A nova geração da cozinha entra em cena
A gastronomia vive de talento, mas também de oportunidade. É nesse ponto que a S.Pellegrino Young Chef Academy volta ao centro da conversa ao anunciar a abertura das inscrições para sua sétima edição, a partir de 16 de fevereiro. Jovens chefs com menos de 30 anos, de qualquer parte do mundo, têm até 9 de junho de 2026 para apresentar um prato autoral que traduza técnica, identidade e visão de futuro.
Mais do que um concurso, trata se de uma plataforma que acompanha trajetórias. Ao longo dos anos, a Academia consolidou se como um radar internacional de novos nomes da alta cozinha, conectando jovens profissionais a chefs consagrados, mentores e jurados que ajudam a lapidar não apenas receitas, mas pensamento crítico e posicionamento gastronômico.
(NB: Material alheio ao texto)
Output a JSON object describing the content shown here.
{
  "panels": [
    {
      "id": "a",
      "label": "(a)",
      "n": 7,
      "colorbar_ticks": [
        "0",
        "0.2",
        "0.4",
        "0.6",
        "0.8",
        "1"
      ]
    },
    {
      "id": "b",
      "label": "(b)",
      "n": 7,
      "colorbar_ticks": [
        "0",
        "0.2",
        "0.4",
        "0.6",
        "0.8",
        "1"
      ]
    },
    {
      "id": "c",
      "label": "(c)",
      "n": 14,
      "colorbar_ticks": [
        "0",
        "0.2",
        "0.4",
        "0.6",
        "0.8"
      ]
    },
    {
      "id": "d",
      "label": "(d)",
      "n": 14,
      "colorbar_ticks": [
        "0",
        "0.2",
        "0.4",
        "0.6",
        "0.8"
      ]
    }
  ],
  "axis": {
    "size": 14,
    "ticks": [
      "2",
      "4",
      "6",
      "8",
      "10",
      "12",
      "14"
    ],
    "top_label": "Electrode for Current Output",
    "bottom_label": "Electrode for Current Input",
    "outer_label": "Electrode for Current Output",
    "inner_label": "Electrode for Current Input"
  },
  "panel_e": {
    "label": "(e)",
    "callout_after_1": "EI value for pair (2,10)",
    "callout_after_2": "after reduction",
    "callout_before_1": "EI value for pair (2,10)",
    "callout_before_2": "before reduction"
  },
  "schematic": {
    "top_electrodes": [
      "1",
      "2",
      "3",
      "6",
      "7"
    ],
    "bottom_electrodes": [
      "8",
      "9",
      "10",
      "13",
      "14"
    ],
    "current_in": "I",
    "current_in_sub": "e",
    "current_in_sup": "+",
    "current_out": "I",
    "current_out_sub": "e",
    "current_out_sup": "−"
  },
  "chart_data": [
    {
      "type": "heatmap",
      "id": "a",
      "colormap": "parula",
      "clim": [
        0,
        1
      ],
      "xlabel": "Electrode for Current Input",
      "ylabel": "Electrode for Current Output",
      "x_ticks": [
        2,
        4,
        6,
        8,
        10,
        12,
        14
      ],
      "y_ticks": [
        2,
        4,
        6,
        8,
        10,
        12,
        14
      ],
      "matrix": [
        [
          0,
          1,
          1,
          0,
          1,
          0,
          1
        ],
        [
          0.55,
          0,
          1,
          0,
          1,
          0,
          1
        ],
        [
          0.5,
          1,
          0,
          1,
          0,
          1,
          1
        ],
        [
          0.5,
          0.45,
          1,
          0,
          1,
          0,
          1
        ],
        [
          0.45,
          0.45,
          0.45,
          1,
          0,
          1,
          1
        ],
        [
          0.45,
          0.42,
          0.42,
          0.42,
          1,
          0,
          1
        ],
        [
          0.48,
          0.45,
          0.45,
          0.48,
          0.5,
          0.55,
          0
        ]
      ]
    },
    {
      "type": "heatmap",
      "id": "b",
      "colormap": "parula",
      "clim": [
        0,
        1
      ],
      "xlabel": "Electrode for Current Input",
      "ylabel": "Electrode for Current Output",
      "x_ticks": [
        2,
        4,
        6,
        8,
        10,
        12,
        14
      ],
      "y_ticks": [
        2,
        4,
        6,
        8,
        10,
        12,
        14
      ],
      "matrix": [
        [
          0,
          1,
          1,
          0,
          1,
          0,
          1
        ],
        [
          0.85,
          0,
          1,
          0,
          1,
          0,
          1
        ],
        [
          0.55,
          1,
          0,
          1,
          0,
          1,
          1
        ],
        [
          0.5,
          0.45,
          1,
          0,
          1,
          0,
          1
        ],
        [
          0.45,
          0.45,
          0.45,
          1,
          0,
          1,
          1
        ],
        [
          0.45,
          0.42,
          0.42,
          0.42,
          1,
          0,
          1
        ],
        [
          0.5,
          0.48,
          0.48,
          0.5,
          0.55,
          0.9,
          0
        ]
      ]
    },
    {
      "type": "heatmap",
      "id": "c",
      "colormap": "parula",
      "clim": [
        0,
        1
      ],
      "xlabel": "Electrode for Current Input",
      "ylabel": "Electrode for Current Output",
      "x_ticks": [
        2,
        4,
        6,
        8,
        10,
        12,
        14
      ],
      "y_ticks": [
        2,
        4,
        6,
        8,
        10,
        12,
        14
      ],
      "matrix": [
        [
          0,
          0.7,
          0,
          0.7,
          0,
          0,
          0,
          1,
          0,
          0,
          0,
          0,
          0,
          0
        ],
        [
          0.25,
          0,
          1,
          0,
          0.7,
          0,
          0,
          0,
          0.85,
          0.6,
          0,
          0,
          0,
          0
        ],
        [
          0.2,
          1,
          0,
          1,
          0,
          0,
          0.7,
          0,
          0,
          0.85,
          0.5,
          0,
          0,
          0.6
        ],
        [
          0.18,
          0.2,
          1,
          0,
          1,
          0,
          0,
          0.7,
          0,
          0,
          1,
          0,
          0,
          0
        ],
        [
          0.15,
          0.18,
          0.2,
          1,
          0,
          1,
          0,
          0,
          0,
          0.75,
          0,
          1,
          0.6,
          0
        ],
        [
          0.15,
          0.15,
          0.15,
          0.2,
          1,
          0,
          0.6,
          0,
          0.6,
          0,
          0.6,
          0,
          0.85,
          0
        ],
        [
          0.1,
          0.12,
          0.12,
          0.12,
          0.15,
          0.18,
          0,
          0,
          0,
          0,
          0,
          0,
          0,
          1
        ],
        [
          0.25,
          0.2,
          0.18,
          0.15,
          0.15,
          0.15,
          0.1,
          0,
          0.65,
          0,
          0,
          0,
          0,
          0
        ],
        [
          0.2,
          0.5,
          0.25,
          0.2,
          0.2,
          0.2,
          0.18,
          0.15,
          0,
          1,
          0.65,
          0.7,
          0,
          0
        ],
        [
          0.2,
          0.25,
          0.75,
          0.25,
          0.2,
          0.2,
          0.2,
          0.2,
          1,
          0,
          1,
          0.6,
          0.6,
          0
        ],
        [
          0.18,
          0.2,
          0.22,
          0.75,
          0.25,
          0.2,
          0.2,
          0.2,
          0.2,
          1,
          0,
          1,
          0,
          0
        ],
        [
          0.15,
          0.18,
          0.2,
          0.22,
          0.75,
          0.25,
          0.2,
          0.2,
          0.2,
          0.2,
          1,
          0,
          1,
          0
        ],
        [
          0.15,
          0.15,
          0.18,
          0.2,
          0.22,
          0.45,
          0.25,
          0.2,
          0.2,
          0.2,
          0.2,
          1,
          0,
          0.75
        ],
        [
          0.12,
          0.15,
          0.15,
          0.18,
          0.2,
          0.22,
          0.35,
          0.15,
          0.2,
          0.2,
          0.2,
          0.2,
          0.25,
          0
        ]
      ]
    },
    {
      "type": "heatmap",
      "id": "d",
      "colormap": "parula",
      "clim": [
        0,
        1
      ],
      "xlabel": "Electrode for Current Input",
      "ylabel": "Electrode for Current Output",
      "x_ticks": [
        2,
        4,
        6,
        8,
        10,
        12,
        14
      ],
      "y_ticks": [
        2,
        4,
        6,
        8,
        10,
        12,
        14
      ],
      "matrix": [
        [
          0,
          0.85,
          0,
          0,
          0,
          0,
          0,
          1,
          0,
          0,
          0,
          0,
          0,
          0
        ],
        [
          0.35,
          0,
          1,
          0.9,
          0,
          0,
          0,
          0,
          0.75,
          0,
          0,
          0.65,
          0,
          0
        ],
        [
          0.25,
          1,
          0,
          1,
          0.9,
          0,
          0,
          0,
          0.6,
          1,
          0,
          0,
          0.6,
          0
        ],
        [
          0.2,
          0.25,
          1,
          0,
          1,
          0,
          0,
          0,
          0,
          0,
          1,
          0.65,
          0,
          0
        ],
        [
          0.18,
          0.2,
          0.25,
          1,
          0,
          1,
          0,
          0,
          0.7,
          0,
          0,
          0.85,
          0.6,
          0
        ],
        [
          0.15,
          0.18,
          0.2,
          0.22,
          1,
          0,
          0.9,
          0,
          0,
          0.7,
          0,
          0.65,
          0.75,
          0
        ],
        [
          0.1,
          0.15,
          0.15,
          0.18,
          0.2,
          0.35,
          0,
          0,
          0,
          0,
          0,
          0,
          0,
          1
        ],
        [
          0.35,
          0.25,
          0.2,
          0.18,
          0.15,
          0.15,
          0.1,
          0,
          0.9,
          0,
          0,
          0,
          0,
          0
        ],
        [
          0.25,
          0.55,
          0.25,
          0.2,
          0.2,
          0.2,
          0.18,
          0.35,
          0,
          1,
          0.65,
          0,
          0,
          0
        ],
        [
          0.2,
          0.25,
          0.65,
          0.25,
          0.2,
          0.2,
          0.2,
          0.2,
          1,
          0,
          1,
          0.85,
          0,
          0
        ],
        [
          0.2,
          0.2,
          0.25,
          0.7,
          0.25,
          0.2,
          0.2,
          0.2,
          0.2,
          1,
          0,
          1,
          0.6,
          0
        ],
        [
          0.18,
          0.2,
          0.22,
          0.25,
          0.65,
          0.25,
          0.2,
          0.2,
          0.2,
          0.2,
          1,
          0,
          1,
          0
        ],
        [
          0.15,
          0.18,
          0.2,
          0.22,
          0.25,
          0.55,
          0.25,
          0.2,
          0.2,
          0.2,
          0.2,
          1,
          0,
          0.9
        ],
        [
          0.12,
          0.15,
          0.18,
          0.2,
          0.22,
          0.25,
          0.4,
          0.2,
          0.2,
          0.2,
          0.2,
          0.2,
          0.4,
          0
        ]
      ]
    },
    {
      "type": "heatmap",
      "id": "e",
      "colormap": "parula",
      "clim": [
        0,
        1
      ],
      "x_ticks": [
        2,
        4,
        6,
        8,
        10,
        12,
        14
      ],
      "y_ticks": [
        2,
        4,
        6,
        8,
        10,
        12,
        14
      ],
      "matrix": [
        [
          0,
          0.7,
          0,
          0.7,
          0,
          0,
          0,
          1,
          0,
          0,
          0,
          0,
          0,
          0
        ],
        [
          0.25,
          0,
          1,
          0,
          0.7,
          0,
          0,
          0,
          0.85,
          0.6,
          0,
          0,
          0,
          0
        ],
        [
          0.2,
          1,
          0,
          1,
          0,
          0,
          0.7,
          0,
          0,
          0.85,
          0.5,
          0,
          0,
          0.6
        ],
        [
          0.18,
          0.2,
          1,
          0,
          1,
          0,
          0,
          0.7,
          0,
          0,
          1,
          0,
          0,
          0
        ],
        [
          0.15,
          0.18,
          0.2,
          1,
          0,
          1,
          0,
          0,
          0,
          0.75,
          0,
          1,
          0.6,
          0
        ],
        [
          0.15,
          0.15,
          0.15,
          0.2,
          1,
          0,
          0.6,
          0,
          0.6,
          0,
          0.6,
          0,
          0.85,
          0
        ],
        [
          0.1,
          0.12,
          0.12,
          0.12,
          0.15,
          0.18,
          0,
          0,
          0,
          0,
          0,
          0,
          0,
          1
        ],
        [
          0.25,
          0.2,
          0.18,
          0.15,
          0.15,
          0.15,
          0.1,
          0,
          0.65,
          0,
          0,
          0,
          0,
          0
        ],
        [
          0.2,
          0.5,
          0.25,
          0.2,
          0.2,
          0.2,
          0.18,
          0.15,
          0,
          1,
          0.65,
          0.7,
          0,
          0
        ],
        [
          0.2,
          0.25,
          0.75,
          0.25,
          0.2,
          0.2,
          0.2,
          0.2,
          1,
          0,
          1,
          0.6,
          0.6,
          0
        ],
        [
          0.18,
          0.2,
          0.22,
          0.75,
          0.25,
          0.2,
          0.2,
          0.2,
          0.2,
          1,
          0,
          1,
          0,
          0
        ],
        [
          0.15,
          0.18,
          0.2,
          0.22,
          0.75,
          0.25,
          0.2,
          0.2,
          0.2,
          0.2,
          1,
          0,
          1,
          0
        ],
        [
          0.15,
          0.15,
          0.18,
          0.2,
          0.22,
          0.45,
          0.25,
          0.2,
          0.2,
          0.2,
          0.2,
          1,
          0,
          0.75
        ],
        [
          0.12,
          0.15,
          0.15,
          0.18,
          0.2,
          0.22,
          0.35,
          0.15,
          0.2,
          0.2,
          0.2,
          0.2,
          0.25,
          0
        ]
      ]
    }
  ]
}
Nesta edição, um gesto simbólico e estratégico aproxima ainda mais o Brasil da competição. Pela primeira vez, todo o processo de inscrição poderá ser feito em português. A decisão reduz barreiras e amplia o alcance da iniciativa entre talentos que muitas vezes esbarravam no idioma como primeiro obstáculo. É um convite direto para que a nova geração brasileira apresente sua leitura de território, técnica e cultura ao mundo.
A estrutura da competição mantém o rigor. Organizada em 15 regiões, a fase inicial é conduzida pela ALMA, Escola Internacional de Artes Culinárias Italianas, que seleciona os candidatos para as finais regionais. Os vencedores avançam ao Grand Finale, onde apresentam seus pratos a um júri internacional formado por chefs de grande projeção. Em cada etapa, três critérios orientam a avaliação: habilidade técnica, criatividade e visão pessoal.

Há ainda prêmios paralelos que reconhecem responsabilidade social, conexão com herança culinária e a capacidade de expressar identidade própria no prato. Não se trata apenas de executar bem, mas de saber por que e para quem se cozinha.
A edição 2026 também reforça o compromisso da Academia com o desenvolvimento contínuo. O vencedor global da edição anterior, Ardy Ferguson, participará de três semanas de mentoria ao lado de dois nomes de peso da cena internacional: Julien Royer, fundador do Odette em Singapura, e Jeremy Chan, do Ikoyi em Londres. A proposta é aprofundar técnica, repertório e reflexão, criando um ciclo virtuoso que inspira novos candidatos.
Com mais de 120 anos de história, a S.Pellegrino mantém uma relação sólida com a alta gastronomia mundial e utiliza a Academia como extensão natural desse compromisso. No Brasil, a distribuição das marcas do grupo é realizada pela Minalba Brasil, ampliando a presença da casa italiana no mercado nacional.
Em um cenário em que a cozinha se reinventa a cada temporada, iniciativas como essa funcionam como ponte entre promessa e protagonismo. Para quem tem menos de 30 anos e carrega inquietação criativa, o palco está aberto.